I tried many ways to compare the speed of search between HQL and Hibernate Search , and I found that if I only have 10 documents, search by HQL is faster.But when I have lager number of documents such as I have 100 thousand documents, search by Lucene is faster.So I make a conclusion that in general Lucene don’t have advantage when I only have a small number of documents in my search above. Is my conclusion true in general?
And I also have another question.Will Hibernate Search be faster than HQL in general when do search such as “FROM Book WHERE color= Blue?” I do test to compare it but can’t find rule of it.
So in general will Lucene be faster than HQL in my two conditions?
One condition is that I only have a small number of documents and use non-edge ngrams , the other is search like “FROM Book WHERE color= Blue?”

And to make my search faster ,should I avoid to use @IndexedEmbedded? will using @IndexedEmbedded make the search take more time? Now I find that using @IndexedEmbedded don’t have affect on search only has affect on writing indexes when change index document.

I can’t get conclusions by my test so could you tell me the answer in general ? I’m worry that I use Hibernate Search wrongly or the truth is what I find.


#10

I tried many ways to compare the speed of search between HQL and Hibernate Search , and I found that if I only have 10 documents, search by HQL is faster.But when I have lager number of documents such as I have 100 thousand documents, search by Lucene is faster.So I make a conclusion that in general Lucene don’t have advantage when I only have a small number of documents in my search above. Is my conclusion true in general?

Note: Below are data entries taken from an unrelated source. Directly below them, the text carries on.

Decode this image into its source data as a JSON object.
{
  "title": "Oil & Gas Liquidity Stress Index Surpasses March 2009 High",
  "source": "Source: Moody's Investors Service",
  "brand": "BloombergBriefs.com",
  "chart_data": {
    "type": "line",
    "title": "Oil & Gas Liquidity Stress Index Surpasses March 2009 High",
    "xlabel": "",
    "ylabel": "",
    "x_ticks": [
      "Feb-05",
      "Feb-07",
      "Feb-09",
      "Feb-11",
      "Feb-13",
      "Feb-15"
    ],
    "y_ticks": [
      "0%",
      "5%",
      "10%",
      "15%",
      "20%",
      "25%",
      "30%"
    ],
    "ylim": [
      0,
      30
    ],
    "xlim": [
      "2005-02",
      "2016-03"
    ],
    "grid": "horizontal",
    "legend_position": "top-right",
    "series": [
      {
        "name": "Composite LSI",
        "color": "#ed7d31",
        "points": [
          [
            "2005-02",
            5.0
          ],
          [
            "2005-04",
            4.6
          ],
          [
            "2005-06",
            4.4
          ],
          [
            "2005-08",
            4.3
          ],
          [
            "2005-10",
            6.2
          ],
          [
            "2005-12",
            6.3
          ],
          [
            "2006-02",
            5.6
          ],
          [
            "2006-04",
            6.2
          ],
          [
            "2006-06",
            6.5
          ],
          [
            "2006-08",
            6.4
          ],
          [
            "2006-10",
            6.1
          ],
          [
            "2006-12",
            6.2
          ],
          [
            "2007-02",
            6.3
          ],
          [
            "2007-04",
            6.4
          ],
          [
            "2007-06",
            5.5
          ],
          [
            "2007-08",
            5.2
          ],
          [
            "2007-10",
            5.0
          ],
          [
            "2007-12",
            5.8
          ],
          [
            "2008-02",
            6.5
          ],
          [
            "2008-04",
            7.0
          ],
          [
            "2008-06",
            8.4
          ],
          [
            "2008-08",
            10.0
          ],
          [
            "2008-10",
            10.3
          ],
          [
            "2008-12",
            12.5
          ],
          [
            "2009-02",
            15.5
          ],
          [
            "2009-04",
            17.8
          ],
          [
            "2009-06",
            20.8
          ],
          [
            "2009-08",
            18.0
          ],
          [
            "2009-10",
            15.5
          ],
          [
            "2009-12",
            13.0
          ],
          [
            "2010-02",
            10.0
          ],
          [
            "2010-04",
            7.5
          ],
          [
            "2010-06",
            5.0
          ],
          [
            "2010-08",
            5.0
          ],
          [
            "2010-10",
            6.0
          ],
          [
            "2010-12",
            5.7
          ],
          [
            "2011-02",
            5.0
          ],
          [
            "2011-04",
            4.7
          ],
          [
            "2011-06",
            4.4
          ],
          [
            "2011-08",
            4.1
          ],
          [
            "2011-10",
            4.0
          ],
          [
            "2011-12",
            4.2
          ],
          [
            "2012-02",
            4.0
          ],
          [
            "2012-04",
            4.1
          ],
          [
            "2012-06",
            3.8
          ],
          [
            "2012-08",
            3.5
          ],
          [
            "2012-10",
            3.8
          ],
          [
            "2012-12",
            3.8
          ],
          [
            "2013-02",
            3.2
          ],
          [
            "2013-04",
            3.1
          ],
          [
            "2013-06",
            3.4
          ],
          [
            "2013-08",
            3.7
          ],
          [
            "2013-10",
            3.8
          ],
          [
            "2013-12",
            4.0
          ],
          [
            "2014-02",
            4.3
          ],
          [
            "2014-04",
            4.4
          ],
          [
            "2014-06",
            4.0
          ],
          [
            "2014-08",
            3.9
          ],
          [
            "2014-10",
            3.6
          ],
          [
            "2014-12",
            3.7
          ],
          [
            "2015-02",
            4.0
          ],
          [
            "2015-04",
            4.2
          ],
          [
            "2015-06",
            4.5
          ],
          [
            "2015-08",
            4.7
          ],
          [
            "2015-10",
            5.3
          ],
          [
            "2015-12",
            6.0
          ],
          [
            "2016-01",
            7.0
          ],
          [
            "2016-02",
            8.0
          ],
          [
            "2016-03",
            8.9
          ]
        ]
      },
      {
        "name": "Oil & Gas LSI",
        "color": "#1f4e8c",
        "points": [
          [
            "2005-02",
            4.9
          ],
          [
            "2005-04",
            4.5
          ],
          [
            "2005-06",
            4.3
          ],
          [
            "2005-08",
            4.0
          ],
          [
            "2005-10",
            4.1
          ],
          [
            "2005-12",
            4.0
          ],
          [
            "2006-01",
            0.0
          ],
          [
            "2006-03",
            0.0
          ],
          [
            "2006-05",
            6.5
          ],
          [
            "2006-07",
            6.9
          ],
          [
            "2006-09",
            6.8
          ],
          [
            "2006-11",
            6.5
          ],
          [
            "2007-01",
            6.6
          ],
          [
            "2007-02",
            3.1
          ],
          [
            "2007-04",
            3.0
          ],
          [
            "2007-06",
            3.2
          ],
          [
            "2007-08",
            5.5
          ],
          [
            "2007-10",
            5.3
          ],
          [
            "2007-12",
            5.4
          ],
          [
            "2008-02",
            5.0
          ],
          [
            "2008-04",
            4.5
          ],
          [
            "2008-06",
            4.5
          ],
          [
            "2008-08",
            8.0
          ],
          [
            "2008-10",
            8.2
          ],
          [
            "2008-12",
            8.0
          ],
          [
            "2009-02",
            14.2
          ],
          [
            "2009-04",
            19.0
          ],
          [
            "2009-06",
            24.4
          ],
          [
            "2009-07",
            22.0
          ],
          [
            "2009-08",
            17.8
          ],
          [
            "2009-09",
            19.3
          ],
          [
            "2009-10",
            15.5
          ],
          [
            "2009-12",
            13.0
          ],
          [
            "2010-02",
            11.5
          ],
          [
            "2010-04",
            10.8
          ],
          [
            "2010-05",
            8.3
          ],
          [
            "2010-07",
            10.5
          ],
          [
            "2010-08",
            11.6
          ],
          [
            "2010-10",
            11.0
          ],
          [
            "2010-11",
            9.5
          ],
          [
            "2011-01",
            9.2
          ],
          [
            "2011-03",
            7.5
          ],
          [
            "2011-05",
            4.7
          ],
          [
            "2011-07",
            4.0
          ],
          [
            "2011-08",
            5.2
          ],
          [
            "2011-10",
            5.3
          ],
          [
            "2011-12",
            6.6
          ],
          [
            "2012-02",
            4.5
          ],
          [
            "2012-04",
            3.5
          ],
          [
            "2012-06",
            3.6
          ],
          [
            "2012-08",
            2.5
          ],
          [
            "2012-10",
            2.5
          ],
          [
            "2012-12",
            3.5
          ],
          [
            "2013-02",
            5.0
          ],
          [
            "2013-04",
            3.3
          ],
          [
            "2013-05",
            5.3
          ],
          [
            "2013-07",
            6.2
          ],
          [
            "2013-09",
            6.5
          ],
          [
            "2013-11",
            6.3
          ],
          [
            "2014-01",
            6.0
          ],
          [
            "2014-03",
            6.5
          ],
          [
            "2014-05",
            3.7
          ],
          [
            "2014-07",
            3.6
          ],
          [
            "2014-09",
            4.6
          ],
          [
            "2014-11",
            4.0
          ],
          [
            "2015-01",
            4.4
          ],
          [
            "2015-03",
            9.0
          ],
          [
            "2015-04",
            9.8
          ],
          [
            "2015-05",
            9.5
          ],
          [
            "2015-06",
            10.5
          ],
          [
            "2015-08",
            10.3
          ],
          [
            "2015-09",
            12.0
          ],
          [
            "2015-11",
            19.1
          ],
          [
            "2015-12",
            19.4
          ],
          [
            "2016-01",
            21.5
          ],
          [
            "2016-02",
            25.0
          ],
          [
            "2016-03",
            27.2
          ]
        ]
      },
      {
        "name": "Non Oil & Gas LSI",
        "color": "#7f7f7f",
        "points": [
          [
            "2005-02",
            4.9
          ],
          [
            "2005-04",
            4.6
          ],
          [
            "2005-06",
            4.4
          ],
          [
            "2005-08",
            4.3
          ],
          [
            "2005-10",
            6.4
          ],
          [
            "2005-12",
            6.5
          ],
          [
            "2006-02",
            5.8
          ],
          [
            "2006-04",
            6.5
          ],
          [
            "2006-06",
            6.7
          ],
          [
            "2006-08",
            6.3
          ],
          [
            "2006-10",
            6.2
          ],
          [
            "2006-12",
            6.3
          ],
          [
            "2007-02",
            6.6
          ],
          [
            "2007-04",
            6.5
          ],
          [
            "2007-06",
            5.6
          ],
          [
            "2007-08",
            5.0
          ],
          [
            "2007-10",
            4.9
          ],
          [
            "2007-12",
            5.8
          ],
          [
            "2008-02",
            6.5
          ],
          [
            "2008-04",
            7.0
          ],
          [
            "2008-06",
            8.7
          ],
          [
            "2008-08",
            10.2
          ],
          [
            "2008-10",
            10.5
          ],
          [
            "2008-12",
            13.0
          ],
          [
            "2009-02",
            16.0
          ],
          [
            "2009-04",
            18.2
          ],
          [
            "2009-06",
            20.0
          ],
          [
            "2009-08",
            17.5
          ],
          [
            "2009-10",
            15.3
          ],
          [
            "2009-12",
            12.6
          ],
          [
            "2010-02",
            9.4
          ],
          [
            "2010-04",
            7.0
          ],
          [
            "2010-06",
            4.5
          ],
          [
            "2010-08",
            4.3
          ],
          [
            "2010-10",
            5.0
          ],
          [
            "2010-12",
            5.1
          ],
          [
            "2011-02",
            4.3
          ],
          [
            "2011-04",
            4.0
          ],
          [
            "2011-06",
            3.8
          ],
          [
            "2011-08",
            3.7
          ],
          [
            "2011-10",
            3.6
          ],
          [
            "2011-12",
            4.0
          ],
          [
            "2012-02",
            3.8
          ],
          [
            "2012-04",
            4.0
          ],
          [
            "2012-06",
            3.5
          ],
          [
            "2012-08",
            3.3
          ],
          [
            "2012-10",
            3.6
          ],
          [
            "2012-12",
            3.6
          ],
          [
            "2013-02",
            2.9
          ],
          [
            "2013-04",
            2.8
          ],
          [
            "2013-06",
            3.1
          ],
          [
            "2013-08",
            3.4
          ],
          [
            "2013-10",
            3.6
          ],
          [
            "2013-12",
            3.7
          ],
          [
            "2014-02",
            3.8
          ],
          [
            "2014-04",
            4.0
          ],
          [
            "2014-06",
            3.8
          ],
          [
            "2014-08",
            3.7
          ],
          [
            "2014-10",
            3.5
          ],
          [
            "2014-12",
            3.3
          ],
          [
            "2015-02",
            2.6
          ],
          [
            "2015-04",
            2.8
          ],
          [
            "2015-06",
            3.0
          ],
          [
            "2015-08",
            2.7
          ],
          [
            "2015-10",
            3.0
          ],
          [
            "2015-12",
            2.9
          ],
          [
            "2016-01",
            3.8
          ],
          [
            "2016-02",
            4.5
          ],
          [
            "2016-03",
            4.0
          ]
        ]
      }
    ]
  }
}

Yeah, it’s probably true. However, I fail to see how it’s relevant, since the case where you have 10 documents will be fast regardless of the technology. I don’t usually test that kind of setup in performance tests.

I can’t get conclusions by my test so could you tell me the answer in general ? I’m worry that I use Hibernate Search wrongly or the truth is what I find.

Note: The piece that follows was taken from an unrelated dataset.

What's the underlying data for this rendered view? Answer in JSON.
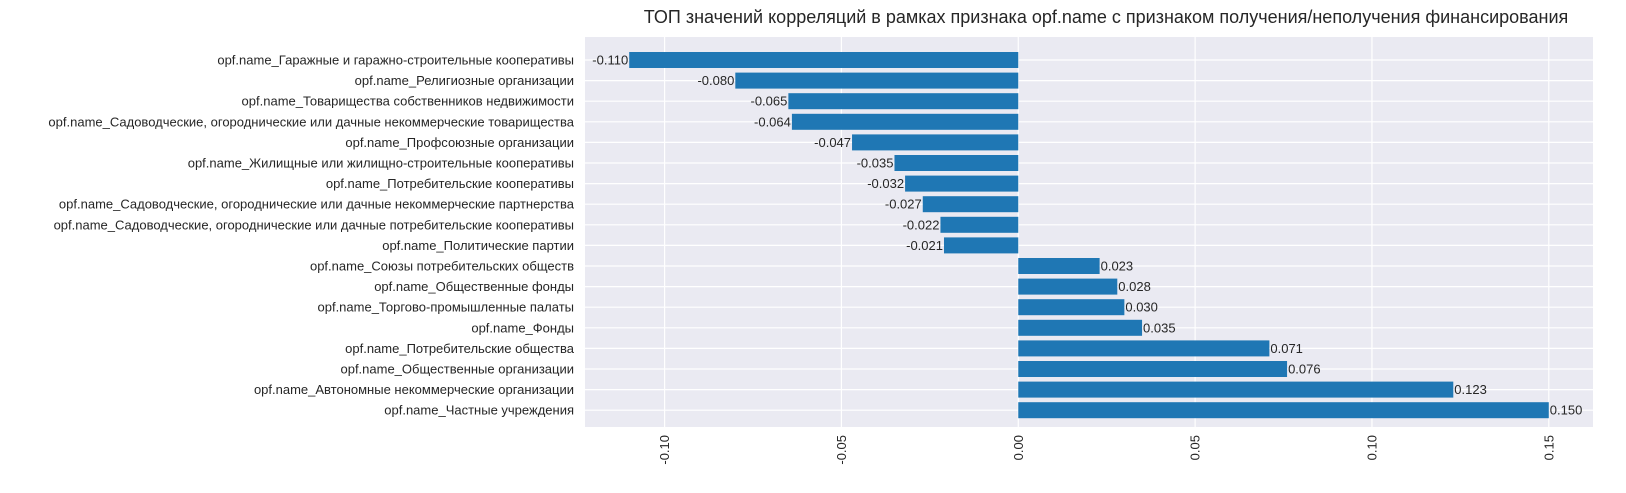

I’m not sure what you’re asking from me. I already gave you the answer in general, which is “it depends”:

  • I told you that Lucene is fast. It’s a wildely used piece of software and there’s no question it performs well.
  • I also told you I can’t answer as to whether it’s faster than your database, because first it would depend on your database (some are blazing fast, some are slow as hell), on your specific query and schema (performance can improve drastically when adding a column index in a database), on your hardware, and so on.

The question is: why does it matter?

  • If Hibernate Search solves problems you can’t solve with HQL, and it performs satisfyingly (queries taking less than some arbitrary amount of time you set, say 50ms), then why would you care if it’s faster or slower than HQL? HQL can’t help you anyway.
  • If Hibernate Search does not solve problems you can’t solve with HQL, and HQL performs satisfyingly, why would you even consider Hibernate Search?
  • If your main problem is the performance of your HQL queries, not features, then why would you care that Search is faster than HQL at all times? It just needs to be “fast enough” at all times. Taking a silly example: if Search takes 80ms to return results when there are few documents while HQL takes 30ms, then when there are more than 100,000 documents Search takes 100ms and HQL 500ms, you just don’t care which is faster, you care that Search performs satisfyingly overall and HQL does not, because 500ms is way too slow.